We all got back into our chairs and there was then a long silence, like a Quaker wedding, which I came to understand was being directed at me.
“Well, I guess it’s my turn,” I said. “It’s been a terrible month. First the election, and now this. You.” I indicated Robin, and she nodded just slightly, then grabbed at her scarf and retied the knot. “And I don’t have my violin or my piano here,” I said. Isabel and Pat were staring at me hopelessly. “So — I guess I’ll just sing.” I stood up and cleared my throat. I knew that if you took “The Star-Spangled Banner” very slowly and mournfully, it altered not just the attitude of the song but the actual punctuation, turning it into a protest and a question. I sang it slowly, not without a little twang. “O say does that star-spangled banner yet wave, o’er the land of the free and the home of the brave?” Then I sat down. The three of them applauded, Isabel slapping her thigh with one hand.
“Very nice,” Robin said to me. “You never sing enough,” she added, ambiguously. Her smile to me was effortful and pinched. “Now I have to go,” she said, and she stood, leaving Pat’s painting behind on the chair, and walked into the lit hallway, after which we heard the light switch flick off. The whole house was plunged into darkness again.
“Well, I’m glad we did that,” I said on the way back home. I was sitting alone in the back, sneaking some of the gin — why bother ever again with rickey mix? — and I’d been staring out the window. Now I looked forward and noticed that Pat was driving. Pat hadn’t driven in years. A pickup truck with the bumper sticker NO HILLARY NO WAY roared past us, and we stared at its message as if we were staring at a swastika. Where were we living?
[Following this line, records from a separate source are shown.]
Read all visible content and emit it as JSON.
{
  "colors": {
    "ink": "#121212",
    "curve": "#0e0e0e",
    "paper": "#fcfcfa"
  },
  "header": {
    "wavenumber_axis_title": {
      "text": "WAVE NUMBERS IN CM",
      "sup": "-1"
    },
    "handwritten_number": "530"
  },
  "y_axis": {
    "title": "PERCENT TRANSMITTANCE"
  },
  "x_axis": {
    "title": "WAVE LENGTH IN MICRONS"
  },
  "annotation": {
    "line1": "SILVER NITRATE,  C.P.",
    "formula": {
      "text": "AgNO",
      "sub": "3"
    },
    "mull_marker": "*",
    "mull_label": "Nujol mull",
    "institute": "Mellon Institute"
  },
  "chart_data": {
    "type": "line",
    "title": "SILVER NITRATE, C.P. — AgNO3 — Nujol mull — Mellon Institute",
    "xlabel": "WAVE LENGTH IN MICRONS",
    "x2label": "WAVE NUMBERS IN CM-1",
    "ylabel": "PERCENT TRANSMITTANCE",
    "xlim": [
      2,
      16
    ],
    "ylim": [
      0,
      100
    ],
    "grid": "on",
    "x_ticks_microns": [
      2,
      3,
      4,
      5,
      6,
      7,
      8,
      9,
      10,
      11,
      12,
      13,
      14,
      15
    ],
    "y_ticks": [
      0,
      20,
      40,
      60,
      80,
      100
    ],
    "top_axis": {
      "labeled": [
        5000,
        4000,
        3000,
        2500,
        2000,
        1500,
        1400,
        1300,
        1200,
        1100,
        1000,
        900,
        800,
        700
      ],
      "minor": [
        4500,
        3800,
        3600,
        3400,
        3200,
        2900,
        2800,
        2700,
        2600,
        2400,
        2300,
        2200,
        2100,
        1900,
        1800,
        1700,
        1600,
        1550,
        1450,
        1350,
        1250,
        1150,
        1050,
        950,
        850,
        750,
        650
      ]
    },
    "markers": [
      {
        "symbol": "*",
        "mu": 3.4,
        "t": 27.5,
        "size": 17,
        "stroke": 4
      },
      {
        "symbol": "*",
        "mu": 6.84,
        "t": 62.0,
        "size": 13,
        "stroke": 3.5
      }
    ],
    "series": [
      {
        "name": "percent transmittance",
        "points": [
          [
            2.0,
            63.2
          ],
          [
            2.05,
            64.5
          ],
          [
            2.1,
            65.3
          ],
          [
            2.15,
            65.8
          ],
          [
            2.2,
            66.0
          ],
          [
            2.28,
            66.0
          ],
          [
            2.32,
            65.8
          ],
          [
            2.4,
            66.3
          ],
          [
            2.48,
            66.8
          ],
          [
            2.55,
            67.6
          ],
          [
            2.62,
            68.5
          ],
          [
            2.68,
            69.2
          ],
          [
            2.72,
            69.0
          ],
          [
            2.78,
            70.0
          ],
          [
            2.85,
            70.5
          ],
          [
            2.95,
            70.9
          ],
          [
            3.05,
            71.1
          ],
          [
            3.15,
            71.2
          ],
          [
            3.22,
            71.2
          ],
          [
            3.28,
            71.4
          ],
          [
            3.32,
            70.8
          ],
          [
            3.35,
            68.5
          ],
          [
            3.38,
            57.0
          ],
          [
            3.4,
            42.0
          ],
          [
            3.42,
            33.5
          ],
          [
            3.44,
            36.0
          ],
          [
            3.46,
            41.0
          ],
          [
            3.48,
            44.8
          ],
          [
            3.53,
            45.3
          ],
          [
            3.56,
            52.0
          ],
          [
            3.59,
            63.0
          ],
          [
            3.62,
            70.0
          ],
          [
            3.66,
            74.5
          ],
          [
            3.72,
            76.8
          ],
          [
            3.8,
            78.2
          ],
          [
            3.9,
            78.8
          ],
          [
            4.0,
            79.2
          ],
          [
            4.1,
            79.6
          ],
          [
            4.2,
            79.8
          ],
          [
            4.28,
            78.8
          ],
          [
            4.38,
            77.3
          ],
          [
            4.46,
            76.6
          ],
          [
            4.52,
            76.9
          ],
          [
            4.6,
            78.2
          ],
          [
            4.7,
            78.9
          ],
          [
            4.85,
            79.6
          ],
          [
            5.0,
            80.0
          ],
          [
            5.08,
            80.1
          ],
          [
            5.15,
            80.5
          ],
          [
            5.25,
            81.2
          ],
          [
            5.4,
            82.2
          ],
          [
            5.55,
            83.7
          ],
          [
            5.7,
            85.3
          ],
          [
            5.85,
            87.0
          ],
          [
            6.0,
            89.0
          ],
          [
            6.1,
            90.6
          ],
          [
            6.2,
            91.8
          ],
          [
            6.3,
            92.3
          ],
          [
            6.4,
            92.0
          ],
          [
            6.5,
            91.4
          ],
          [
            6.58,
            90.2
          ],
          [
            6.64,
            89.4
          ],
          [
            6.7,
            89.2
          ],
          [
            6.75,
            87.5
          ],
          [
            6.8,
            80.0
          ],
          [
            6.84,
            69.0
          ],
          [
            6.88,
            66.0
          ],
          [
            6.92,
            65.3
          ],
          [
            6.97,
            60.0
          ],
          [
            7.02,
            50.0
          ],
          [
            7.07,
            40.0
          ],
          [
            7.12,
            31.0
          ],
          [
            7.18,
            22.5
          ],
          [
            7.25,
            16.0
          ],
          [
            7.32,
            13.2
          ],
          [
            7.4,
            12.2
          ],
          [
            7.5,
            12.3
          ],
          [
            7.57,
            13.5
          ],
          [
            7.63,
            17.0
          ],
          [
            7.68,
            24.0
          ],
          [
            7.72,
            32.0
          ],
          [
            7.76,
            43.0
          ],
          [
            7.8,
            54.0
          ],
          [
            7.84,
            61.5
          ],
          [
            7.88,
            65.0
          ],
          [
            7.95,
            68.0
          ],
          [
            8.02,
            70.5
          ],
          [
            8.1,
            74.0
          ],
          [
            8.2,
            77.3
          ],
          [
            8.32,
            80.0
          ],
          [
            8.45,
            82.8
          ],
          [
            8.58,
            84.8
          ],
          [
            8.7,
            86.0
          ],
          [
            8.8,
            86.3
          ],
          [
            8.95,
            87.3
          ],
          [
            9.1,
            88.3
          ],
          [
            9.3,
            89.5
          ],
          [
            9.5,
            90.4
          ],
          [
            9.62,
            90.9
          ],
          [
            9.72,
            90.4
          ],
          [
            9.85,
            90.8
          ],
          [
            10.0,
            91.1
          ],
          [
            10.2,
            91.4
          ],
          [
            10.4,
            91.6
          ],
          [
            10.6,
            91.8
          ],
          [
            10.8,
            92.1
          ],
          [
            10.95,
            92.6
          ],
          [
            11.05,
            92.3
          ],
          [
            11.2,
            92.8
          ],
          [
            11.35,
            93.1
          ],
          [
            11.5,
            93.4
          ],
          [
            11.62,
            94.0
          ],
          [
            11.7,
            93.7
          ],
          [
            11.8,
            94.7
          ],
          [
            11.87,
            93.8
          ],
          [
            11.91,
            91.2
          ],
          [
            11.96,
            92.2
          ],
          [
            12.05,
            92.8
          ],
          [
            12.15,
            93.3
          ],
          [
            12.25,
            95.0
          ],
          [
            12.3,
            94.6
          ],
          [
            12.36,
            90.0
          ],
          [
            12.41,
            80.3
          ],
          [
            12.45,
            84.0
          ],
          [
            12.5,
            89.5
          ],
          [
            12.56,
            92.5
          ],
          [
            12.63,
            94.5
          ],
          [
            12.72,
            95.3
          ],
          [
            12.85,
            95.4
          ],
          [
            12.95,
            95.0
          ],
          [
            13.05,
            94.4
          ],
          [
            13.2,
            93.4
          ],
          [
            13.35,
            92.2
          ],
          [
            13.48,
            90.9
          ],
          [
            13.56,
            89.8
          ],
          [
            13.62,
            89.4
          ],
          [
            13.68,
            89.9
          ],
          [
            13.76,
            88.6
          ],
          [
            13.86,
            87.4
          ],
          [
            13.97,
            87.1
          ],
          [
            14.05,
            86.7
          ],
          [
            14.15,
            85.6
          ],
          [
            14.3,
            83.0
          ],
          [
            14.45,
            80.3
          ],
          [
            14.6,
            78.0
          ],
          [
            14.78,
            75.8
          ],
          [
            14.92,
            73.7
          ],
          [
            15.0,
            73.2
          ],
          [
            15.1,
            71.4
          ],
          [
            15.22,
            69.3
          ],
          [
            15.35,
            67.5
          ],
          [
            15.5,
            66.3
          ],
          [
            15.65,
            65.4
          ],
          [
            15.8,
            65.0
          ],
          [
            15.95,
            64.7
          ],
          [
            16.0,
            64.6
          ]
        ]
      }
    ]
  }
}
“Redneck,” Isabel muttered at the driver.
“It’s a trap, isn’t it?” I said.
“What is?” asked Pat.
“This place!” exclaimed Isabel. “Our work! Our houses! The college!”
“It’s all a trap!” I repeated.
But we did not entirely believe it. Somewhere inside us we were joyful orphans: our lives were right, we were zooming along doing what we wanted, we were sometimes doing what we loved. But we were inadequate as a pit crew, for ourselves or for anyone else. “It was good to see Robin,” I continued from the back. “It was really good to see her.”
“That’s true,” said Isabel. Pat said nothing. She was coming off her manic high and driving took all she had.
“All in all it was a good night,” I said.
“A good night,” agreed Isabel.
“Good night,” Robin had said the last time I’d seen her well, standing in her own doorway. She had invited me over and we had hung out, eating her summery stir-fry, things both lonely and warm between us, when she asked about the man I was seeing, the one she had dated briefly.
“Well, I don’t know,” I said, a little sad. At that point I was still sitting at her table and I found myself rubbing the grain of it with one finger. “He seems now also to be seeing this other person — Daphne Kern? Do you know her? She’s one of those beautician-slash-art dealers?” All the restaurants, coffee shops, and hair salons in town seemed to have suddenly gotten into hanging, showing, and selling art. This dignified, or artified, the business of serving. Did I feel I was better, more interesting, with my piano and my violin and my singing?
“I know Daphne. I took a yoga class once from her, when she was doing that.”